Group therapy can be a profound and powerful experience, providing invaluable opportunities for growth and personal development. Groups can help with feelings of alienation and isolation and a sense that no one else feels the same way you do. Many individuals seeking therapy lack healthy relationships, strong support networks and community. They may have a history of difficulty establishing and maintaining meaningful relationships with others.
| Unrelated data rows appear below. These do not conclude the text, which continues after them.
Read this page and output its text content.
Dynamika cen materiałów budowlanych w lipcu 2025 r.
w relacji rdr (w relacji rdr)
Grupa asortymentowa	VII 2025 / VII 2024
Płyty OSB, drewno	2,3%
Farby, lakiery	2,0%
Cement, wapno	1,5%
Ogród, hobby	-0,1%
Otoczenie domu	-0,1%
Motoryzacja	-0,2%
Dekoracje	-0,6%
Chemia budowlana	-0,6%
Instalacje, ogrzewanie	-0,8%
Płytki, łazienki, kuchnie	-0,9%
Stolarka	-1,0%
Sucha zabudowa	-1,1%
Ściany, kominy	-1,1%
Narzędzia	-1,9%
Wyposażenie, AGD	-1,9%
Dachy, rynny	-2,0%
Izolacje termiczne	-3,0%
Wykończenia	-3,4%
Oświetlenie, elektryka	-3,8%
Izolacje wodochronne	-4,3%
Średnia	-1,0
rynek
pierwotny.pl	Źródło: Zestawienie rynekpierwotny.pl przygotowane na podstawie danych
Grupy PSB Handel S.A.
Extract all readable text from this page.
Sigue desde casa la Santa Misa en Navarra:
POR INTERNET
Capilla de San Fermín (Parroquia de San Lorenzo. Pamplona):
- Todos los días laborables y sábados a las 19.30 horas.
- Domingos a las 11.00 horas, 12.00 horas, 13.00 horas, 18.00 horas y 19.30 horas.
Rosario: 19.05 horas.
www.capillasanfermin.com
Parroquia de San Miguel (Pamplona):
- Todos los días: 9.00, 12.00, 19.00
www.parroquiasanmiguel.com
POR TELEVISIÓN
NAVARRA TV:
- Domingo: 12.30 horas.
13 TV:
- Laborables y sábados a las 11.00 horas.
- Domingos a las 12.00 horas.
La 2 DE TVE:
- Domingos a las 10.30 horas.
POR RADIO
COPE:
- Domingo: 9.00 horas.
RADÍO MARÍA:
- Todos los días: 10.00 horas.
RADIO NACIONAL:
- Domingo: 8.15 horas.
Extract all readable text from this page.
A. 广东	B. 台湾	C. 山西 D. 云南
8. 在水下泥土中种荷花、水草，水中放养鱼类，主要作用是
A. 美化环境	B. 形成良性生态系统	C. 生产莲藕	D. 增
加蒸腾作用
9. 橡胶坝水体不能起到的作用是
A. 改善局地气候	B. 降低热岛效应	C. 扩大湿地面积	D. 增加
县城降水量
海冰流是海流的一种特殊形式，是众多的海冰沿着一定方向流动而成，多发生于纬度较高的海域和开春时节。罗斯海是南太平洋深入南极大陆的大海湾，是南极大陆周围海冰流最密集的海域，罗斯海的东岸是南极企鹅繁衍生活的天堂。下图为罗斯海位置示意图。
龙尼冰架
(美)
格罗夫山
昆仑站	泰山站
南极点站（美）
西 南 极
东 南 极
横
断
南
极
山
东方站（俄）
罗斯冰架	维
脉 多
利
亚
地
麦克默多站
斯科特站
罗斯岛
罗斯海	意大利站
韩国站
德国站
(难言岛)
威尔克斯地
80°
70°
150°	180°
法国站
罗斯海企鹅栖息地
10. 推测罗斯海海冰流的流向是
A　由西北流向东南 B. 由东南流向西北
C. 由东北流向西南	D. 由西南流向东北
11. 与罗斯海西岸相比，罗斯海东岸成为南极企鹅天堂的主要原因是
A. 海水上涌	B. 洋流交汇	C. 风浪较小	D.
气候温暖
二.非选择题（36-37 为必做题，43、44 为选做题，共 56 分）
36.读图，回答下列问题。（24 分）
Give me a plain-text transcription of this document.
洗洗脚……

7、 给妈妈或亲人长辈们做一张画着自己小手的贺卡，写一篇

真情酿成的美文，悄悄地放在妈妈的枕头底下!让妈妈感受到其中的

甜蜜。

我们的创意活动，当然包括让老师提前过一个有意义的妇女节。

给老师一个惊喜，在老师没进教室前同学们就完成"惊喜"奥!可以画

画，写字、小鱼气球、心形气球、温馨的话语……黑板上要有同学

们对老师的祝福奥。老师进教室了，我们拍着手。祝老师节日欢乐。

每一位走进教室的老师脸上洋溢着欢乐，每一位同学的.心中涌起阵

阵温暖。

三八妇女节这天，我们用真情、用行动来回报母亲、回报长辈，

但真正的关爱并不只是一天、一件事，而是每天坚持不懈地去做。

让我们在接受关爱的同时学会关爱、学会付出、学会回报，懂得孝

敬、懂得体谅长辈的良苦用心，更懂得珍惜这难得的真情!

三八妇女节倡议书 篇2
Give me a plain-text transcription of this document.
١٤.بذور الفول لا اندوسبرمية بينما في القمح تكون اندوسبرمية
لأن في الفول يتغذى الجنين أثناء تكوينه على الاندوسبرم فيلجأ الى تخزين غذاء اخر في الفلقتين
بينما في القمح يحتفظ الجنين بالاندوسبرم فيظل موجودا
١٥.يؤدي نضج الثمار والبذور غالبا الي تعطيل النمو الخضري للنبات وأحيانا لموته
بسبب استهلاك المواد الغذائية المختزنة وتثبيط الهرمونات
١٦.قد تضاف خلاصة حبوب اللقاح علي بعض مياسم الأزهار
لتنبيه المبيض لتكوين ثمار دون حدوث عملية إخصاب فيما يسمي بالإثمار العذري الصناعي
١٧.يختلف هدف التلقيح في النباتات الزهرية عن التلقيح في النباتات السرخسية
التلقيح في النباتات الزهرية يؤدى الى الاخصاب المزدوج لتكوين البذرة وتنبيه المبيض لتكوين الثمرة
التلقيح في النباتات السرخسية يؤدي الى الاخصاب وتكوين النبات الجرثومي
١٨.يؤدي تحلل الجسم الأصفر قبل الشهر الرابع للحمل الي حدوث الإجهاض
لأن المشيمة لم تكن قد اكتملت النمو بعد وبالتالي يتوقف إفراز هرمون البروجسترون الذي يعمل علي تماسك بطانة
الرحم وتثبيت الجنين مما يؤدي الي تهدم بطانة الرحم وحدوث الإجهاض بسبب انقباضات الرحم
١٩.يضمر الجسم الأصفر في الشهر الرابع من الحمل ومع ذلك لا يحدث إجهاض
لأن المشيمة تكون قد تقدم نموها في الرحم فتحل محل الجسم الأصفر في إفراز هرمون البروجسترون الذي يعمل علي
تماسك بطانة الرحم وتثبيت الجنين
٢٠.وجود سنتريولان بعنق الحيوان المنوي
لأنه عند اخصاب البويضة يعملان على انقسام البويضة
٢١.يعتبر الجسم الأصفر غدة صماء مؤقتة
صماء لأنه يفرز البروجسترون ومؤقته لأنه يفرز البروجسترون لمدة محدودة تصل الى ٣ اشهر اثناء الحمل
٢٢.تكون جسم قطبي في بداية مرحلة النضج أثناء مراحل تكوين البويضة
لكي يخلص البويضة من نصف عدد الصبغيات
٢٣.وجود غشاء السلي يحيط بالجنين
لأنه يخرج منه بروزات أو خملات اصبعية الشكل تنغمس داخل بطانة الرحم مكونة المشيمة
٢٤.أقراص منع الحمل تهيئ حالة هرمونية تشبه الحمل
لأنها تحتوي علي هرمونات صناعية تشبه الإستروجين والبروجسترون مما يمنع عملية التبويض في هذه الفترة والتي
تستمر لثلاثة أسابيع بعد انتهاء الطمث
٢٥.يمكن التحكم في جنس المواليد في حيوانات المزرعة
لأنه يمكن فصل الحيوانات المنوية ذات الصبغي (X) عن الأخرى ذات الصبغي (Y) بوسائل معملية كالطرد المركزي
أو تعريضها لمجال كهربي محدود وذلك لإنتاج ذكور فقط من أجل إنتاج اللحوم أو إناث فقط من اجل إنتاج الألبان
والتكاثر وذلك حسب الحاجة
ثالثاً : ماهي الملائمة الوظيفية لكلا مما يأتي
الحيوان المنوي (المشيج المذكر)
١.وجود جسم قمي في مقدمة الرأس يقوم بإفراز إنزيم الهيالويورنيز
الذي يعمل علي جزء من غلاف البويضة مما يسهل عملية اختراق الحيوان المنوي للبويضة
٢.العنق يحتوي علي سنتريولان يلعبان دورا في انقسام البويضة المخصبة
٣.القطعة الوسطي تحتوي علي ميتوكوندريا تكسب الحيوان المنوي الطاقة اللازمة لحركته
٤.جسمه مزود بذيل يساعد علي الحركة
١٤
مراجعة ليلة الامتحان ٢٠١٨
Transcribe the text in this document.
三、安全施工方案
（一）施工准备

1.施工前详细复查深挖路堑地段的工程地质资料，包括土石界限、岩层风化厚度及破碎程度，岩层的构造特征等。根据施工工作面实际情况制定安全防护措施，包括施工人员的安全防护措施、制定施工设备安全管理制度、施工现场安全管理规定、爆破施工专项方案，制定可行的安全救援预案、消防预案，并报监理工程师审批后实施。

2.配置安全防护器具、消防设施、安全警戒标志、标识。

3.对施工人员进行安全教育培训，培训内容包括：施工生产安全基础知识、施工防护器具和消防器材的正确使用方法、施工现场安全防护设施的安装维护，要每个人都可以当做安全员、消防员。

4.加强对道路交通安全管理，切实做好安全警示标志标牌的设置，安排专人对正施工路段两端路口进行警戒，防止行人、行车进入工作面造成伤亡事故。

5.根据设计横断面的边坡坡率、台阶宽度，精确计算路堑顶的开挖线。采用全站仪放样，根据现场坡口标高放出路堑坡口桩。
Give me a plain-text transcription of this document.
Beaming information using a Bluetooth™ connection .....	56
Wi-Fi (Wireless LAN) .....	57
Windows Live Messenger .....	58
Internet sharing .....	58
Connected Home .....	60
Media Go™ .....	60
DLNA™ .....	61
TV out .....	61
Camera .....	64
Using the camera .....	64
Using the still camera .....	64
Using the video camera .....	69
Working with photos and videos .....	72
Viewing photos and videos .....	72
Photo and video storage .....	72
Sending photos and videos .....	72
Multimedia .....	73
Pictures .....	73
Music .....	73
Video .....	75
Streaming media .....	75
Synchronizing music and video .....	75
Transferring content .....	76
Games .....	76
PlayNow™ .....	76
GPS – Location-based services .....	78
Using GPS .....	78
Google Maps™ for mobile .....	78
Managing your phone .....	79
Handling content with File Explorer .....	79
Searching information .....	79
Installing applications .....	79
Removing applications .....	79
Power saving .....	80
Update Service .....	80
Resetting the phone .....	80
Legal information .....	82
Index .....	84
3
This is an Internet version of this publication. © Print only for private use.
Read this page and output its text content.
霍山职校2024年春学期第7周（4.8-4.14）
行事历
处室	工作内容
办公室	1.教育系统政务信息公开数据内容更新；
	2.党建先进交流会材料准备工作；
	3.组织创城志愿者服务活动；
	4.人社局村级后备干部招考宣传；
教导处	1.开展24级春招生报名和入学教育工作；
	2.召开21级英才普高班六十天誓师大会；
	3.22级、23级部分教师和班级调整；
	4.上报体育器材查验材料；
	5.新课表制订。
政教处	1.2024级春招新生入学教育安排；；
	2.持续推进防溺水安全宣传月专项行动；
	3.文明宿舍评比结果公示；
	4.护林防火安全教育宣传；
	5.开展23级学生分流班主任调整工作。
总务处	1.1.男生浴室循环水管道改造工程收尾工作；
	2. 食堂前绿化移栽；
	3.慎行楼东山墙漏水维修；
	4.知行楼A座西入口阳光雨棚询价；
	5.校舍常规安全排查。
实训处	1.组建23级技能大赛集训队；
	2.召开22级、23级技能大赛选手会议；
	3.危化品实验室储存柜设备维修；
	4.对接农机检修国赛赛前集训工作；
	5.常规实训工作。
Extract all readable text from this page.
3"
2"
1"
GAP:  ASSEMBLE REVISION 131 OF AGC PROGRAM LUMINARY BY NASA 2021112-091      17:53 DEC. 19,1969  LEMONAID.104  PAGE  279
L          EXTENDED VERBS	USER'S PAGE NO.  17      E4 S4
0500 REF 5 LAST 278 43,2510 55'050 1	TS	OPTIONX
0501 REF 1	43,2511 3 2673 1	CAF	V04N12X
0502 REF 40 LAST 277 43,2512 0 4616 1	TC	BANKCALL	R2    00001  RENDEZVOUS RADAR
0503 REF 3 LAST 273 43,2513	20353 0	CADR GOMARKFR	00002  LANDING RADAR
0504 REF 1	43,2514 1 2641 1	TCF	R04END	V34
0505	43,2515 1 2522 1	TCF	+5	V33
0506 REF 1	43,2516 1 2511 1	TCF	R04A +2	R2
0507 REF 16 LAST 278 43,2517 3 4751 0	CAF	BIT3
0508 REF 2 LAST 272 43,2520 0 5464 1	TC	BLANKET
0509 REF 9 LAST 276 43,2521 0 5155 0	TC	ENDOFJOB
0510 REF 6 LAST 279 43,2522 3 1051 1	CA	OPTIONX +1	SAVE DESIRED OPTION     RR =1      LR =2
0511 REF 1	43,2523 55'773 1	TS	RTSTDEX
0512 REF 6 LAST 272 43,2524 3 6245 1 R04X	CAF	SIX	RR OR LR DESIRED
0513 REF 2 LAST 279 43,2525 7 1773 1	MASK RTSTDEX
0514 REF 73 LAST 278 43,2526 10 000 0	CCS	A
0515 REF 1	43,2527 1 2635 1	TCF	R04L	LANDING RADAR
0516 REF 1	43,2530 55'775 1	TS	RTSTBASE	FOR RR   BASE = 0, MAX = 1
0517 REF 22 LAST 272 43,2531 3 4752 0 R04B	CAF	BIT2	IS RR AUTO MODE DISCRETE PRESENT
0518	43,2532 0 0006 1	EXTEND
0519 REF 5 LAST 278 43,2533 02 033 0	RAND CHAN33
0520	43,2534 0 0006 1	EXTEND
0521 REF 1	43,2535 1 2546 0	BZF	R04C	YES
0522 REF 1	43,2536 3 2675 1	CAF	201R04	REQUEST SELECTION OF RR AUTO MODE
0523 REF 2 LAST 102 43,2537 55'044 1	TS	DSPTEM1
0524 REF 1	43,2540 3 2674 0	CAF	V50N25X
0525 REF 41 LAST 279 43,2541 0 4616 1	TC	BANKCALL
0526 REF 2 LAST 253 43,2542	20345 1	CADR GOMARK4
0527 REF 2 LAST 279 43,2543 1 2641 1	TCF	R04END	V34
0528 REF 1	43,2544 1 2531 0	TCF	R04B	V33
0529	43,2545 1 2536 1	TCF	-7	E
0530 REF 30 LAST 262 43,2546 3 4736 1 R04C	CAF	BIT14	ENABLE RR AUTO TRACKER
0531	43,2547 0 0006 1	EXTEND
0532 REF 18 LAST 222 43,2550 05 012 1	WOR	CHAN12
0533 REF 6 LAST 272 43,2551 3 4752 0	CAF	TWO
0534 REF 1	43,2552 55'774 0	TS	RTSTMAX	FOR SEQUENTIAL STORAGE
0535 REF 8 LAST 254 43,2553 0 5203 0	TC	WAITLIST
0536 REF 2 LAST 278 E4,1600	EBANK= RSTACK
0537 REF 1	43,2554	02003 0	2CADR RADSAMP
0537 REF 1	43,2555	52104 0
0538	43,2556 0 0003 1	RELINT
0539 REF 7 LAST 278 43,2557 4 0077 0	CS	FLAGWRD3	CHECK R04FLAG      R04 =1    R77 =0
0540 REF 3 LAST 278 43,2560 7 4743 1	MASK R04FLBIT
Group therapy has a long, proven history as a highly effective form of therapy and is indicated and useful in treating many kind of psychiatric and addiction problems. In some cases, it is even more helpful than individual therapy, particularly when social support and learning about interpersonal relationships are important objectives of treatment. Group therapy provides a safe forum in which to learn more about how to relate to others, improve interpersonal relationships, receive and offer support and feedback, talk honestly and directly about feelings and gain insight into one’s own thoughts, feelings and behaviors. Most important, group therapy is a microcosm for life outside of the walls of the therapy room. This means that the problems you experience in your social life will inevitably emerge in your relationships within the group. Therefore, by exploring and understanding all aspects of your relationships with other members and then transferring this knowledge to your outside life you begin the process of developing more satisfying and meaningful relationships.
*A note about groups and sex addiction: Because sex addiction is an intimacy disorder and most often occurs in isolation and secrecy, specialists in the field consider group therapy the most effective treatment for sex addiction once a period of sobriety and recovery has been achieved.